Well, that should just about do it.

Allow me a brief chronology: I first parted ways with baseball in 1994, when they chose to deep-six the World Series out of spite. I came back in 2000, when I moved to a cramped and leaky one-bedroom apartment in Boston, in a neighborhood known as the Fenway. I was close enough to the park that I could hear the crowd from my living-room window, and in the instant it took for the satellite to catch up, I knew that something intriguing was about to transpire on my television set. I was a graduate student, and I was perpetually broke, and I would walk to the gym on Lansdowne Street and purchase a five-dollar Italian sausage for dinner on the way home. The Red Sox were a distraction from my own work, a distraction from my attempts to write and to think and to comprehend a Samuel Beckett novel. Hell, the Red Sox were a Samuel Beckett novel.

And so I became a Red Sox fan, at age 27, for the same reason every vaguely literary soul who moved to Boston became a Red Sox fan back then; because they represented the eternal struggle of mankind. The Red Sox were made up of men like Rich Garces and Trot Nixon and Brian Daubach: They were a collection of likeable but flawed humans, forever nudging a boulder uphill. I pulled for them mostly because I could not help but sympathize with all those people who had bided the past eight decades in search of a single triumph.

And then, of course, not long after I joined up with these desperate souls, it just kind of happened; they stumbled into victory, and they did it behind a pair of (seemingly) guileless goofballs who pounded horsehides onto the Massachusetts Turnpike. And in the wake of that victory, the Red Sox themselves became something completely different; they became, as we are all well aware by now, a trend, a fad, a mainstream movement, an army of sorority girls in pink caps, a subsidiary of the school of fan obnoxiousness. The whole thing always seemed kind of hollow and false, as if their souls had somehow been inhabited by spectral figures who had wandered out of an Iowa cornfield. Now we know why. It is because the Red Sox, like everyone else in the game, sold their soul for victory.
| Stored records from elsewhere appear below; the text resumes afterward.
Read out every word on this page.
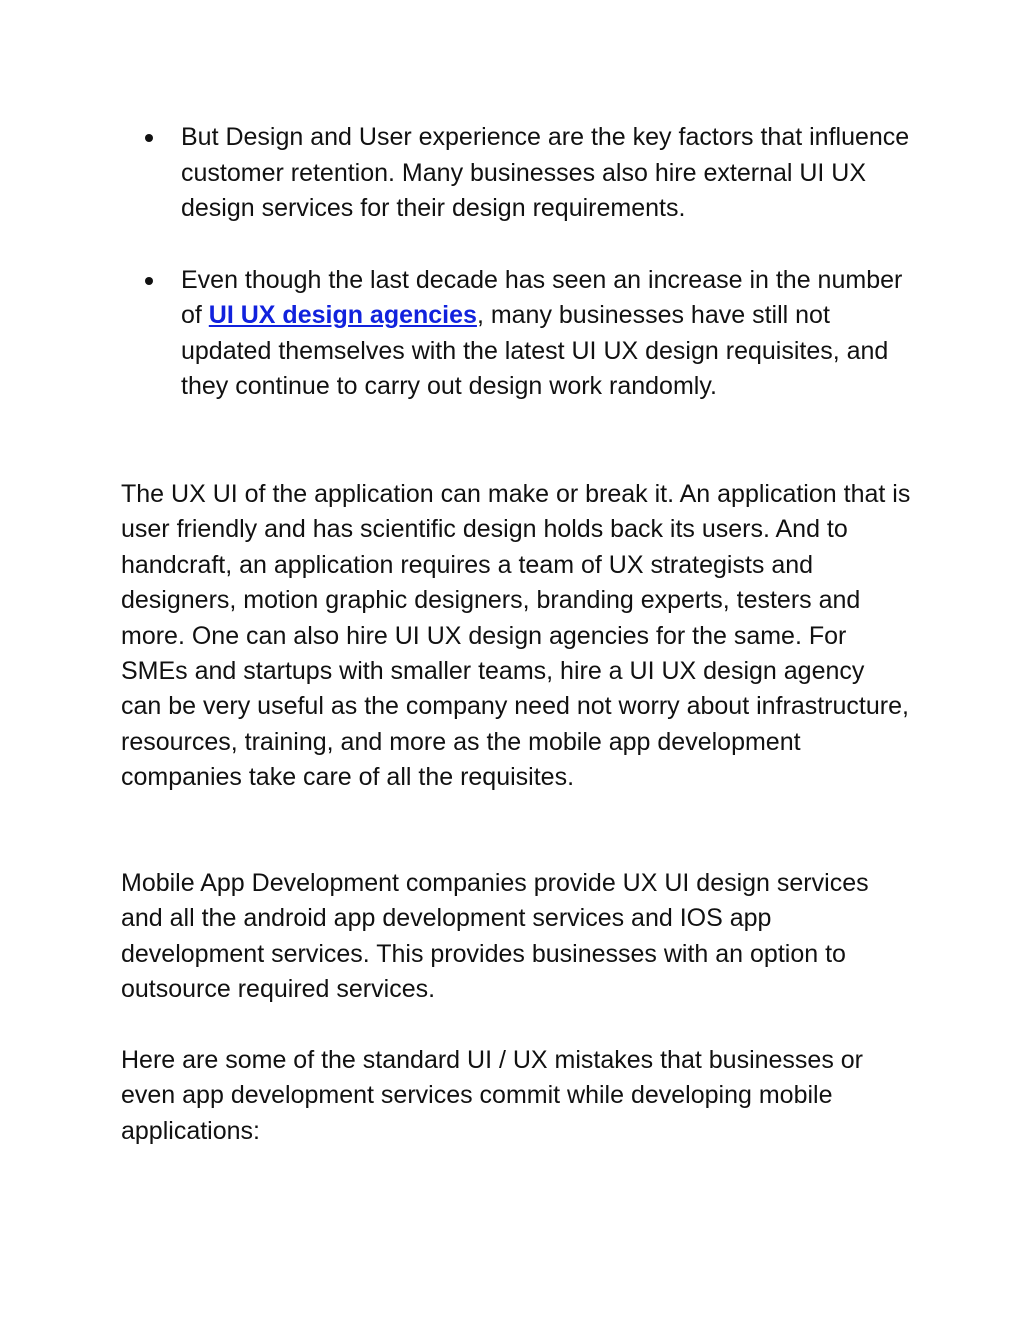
But Design and User experience are the key factors that influence customer retention. Many businesses also hire external UI UX design services for their design requirements.
Even though the last decade has seen an increase in the number of UI UX design agencies, many businesses have still not updated themselves with the latest UI UX design requisites, and they continue to carry out design work randomly.

The UX UI of the application can make or break it. An application that is user friendly and has scientific design holds back its users. And to handcraft, an application requires a team of UX strategists and designers, motion graphic designers, branding experts, testers and more. One can also hire UI UX design agencies for the same. For SMEs and startups with smaller teams, hire a UI UX design agency can be very useful as the company need not worry about infrastructure, resources, training, and more as the mobile app development companies take care of all the requisites.

Mobile App Development companies provide UX UI design services and all the android app development services and IOS app development services. This provides businesses with an option to outsource required services.

Here are some of the standard UI / UX mistakes that businesses or even app development services commit while developing mobile applications:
And it doesn't matter that this whole issue is increasingly shrouded in moral relativism, and it doesn't matter that Bill James could very well be right when he says that, in 40-50 years, steroids will be rendered utterly mundane and will be accepted by the mainstream, and that no one will hold much against those who chose to engineer their own bodies. Because if nothing else, the steroid era has already transformed the most charming franchise in baseball into something hulking and unrecognizable. And I'm not sure there is any way of going back.